Все это полчище распределилось по площади, на которой совсем стало нечем дышать. Герцог и трое пеших оказались в центре мизансцены.
Грянул новый залп труб.
Четверо деревенских в праздничных одеждах подошли к платформе напротив Иоганна III, где под полотнищем скрывалось что-то массивное. Они поклонились правителю. Затем стянули ткань, открывая окружающим свой сюрприз. Послышался всеобщий вздох восхищения, а затем – выкрики и аплодисменты.
На постаменте красовался огромный механический лев с красной шерстью и позолоченной гривой. Детали поражали скрупулезностью, а воинственная, но мудрая морда – прорисовкой; каждая шерстинка тончайше подогнана. Реалистичность пробирала до мурашек. Это был роскошный царственный зверь, внезапно очутившийся на переполненной европейской площади. Высотой диковинка превосходила даже коня, которого оседлал виновник торжества.
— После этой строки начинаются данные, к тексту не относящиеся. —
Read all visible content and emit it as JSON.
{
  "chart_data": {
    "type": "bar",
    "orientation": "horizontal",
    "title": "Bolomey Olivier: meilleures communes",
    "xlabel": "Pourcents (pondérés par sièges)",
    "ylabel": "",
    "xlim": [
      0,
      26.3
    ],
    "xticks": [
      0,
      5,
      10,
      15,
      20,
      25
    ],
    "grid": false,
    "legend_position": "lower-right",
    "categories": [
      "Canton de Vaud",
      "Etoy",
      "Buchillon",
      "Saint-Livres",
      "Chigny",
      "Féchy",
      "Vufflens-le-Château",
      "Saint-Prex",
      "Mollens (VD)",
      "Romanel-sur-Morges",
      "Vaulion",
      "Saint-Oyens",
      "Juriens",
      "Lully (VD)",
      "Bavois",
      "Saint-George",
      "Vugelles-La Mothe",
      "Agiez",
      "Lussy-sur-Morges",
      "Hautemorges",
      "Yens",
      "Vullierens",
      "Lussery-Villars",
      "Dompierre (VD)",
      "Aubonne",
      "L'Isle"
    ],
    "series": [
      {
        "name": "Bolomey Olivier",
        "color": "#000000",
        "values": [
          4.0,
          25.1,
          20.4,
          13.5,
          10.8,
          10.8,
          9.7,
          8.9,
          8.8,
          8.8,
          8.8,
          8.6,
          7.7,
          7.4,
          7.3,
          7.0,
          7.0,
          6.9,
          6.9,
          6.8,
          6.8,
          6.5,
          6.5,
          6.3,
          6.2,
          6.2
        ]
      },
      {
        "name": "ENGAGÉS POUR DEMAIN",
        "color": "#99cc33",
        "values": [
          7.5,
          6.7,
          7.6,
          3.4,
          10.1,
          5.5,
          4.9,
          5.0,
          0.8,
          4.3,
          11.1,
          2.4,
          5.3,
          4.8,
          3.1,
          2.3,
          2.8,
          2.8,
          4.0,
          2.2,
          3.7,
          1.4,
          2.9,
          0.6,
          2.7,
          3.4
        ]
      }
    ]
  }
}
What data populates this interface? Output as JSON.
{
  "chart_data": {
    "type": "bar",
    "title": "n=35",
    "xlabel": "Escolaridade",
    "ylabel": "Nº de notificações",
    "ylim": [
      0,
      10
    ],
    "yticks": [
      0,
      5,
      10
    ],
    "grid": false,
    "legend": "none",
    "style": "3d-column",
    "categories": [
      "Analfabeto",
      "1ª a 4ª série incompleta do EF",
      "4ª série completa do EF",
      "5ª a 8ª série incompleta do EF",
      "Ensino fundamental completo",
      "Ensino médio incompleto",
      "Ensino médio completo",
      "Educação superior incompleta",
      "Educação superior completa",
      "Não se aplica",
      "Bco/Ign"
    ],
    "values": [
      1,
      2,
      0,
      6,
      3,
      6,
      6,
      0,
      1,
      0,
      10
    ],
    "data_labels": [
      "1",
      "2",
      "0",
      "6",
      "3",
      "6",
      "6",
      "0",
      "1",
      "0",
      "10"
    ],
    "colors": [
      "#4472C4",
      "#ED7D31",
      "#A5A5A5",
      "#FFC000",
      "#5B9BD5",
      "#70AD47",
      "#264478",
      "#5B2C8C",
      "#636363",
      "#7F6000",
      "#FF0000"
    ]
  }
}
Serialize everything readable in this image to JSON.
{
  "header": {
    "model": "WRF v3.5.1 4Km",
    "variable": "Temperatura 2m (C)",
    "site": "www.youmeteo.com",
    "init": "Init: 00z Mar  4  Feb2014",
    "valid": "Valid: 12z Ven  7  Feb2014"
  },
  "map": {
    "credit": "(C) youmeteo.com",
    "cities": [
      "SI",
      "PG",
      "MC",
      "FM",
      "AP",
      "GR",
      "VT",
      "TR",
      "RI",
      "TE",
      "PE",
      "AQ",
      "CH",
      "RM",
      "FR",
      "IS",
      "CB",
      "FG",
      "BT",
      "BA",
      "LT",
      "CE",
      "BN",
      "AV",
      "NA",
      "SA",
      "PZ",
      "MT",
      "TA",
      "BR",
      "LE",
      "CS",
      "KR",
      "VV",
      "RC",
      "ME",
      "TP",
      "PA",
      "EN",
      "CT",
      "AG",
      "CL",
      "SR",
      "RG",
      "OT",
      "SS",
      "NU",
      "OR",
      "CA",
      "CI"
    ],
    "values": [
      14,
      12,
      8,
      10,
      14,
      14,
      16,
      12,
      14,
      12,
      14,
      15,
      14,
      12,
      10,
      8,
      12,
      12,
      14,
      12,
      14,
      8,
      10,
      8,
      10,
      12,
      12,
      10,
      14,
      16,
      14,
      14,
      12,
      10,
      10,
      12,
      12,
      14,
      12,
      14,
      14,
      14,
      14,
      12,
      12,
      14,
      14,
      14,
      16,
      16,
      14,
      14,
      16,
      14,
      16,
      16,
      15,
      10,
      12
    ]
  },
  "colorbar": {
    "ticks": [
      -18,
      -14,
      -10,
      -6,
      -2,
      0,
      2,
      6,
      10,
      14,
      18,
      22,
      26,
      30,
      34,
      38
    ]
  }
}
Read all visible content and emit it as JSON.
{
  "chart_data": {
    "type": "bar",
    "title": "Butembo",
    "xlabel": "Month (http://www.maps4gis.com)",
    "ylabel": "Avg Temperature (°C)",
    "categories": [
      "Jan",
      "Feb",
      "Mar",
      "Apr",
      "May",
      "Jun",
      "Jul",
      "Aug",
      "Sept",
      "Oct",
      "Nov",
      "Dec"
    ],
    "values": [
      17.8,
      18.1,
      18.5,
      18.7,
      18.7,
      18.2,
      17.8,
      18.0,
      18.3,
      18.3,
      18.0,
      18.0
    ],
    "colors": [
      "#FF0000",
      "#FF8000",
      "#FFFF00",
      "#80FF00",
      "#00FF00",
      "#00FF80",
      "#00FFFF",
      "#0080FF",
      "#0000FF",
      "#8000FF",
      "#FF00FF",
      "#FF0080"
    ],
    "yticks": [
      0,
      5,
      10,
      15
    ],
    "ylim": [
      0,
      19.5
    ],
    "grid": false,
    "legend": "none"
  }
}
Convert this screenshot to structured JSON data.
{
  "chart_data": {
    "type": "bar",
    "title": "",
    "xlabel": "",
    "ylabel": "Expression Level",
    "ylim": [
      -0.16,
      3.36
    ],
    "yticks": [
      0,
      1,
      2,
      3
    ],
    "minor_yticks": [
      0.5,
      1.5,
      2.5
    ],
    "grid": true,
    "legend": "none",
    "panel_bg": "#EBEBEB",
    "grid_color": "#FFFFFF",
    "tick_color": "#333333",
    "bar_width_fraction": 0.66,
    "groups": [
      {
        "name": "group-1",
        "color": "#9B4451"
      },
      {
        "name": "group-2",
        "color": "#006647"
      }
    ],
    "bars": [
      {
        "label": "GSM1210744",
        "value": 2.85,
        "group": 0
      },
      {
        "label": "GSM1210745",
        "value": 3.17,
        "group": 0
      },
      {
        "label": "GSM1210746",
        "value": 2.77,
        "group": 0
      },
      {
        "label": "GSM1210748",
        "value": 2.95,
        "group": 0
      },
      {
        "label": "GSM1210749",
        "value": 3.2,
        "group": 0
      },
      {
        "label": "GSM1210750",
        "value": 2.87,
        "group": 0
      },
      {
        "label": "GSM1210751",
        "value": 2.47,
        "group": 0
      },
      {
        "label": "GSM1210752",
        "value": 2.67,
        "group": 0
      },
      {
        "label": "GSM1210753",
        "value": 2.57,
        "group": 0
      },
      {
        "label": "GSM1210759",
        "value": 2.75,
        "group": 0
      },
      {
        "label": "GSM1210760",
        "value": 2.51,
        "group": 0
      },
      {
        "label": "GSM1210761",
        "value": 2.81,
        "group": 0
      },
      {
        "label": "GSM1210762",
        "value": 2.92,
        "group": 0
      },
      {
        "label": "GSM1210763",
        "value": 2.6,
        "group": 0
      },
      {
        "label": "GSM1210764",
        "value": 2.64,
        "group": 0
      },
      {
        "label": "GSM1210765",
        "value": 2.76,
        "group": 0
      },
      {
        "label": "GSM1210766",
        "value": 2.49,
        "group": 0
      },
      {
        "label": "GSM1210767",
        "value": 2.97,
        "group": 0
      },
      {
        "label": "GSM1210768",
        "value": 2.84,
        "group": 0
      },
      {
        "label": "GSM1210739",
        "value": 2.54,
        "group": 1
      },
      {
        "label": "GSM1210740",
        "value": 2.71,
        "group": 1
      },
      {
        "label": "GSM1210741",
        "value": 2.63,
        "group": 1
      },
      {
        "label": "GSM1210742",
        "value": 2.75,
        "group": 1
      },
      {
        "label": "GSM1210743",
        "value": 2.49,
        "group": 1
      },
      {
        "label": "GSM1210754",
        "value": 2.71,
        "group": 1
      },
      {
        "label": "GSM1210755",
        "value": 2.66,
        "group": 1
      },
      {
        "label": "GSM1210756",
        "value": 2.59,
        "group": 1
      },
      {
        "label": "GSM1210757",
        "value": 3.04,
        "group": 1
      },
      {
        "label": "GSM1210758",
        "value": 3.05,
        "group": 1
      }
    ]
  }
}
Герцог Иоганн удержал за поводья встрепенувшуюся лошадь, а когда та успокоилась, медленно оторвал руки и, одобрительно кивнув, несколько раз похлопал ладонью о ладонь. Толпа возликовала. И тут лев моргнул и повернул морду в сторону, вызвав еще одну волну изумления.
– Он на… – шепотом пробормотал завороженный Гарс.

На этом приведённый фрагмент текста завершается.